P aula war jetzt seit zehn Tagen in ihr Zelt eingesperrt und durfte es nur verlassen, um sich – unter Bewachung – zu erleichtern. Dreimal am Tag wurde ihr Nirina weggenommen und gefüttert, Paula jedoch bekam seit drei Tagen nur noch traditionelles Reiswasser zu trinken, das ihr Rakotovao persönlich überreichte. Sie hatte weder von Noria noch von Morten oder Villeneuve etwas gehört, und keine ihrer verzweifelten Fragen wurde von Rakotovao beantwortet.
Ich muss hier raus, muss flüchten, überlegte Paula schon zum tausendsten Mal. Aber es gab kein Entrinnen. Rund um ihr Zelt standen junge Männer mit Speeren, die schon unruhig wurden, wenn sie nur ihren Kopf aus dem Zelt streckte.

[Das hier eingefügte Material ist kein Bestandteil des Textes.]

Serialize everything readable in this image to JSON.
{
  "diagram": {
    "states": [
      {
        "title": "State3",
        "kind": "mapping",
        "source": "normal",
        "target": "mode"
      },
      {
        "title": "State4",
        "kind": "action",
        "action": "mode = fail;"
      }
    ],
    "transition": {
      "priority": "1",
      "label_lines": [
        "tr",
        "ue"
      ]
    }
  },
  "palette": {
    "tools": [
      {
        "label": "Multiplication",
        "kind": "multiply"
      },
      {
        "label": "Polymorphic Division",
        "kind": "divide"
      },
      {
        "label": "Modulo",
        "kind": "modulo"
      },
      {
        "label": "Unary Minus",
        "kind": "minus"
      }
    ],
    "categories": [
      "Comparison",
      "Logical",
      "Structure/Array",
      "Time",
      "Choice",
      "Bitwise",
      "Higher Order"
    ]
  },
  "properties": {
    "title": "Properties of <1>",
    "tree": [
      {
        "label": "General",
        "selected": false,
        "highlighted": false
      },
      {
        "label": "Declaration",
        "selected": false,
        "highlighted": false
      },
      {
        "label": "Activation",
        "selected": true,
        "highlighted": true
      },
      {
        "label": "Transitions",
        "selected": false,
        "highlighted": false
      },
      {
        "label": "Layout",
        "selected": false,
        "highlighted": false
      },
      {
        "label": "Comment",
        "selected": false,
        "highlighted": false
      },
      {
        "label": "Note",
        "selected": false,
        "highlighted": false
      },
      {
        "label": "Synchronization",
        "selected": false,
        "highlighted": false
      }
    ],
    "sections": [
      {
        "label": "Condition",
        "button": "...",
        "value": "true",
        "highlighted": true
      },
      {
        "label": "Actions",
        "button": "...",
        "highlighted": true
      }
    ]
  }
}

Sie hatte von dem unglaublichen Hunger ständig Kopf schmerzen, die Narbe auf ihrer Bauchdecke war wieder angeschwollen, die Haut drum herum war verhärtet, und jede Bewegung verursachte stechende Schmerzen, aber das alles war nichts gegen ihre Wut, die sie von innen auffraß. Manchmal spürte sie großen Zorn auf ihre Großmutter. Das Land war nicht ihr Land, die Vanilleplantage war eine Schimäre, und die Suche nach Mathildes großartigem Rezept hatte sie in Todesgefahr gebracht. Sie versuchte ihre brennende Wut zu zügeln, sie wollte stark sein und verbat sich die Frage: Stark sein – für was denn?
Sie sang immer wieder, in einer Art komischem Trotz, das Kuckuckslied, bis sie heiser war, und sie versuchte sich an die Lieblingsgedichte ihres Bruders zu erinnern. Wer die Schönheit angeschaut mit Augen … Zum Glück hatte man ihr das Papier und die Bleistifte gelassen, und sie schrieb alles auf, was ihr durch den Kopf ging. Manchmal wachte sie nachts von einem leisen Rascheln auf, und jedes Mal hatte sie die Hoffnung, es wäre einer ihrer Reisegefährten, der gekommen war, um ihr zu helfen, aber es war immer nur der kleine Lemur, der sie mit seinen großen Augen anstarrte, als wollte er ihr etwas sagen, und dann wieder verschwand. Sie wunderte sich, dass keine ihrer Wachen auf das Tier reagierte, und kam schließlich zu dem Schluss, dass sie geträumt haben musste.
Oft dachte sie an Lázló in seinem goldenen Sarg, und sie fragte sich, was er getan hätte, jetzt, in ihrer Lage.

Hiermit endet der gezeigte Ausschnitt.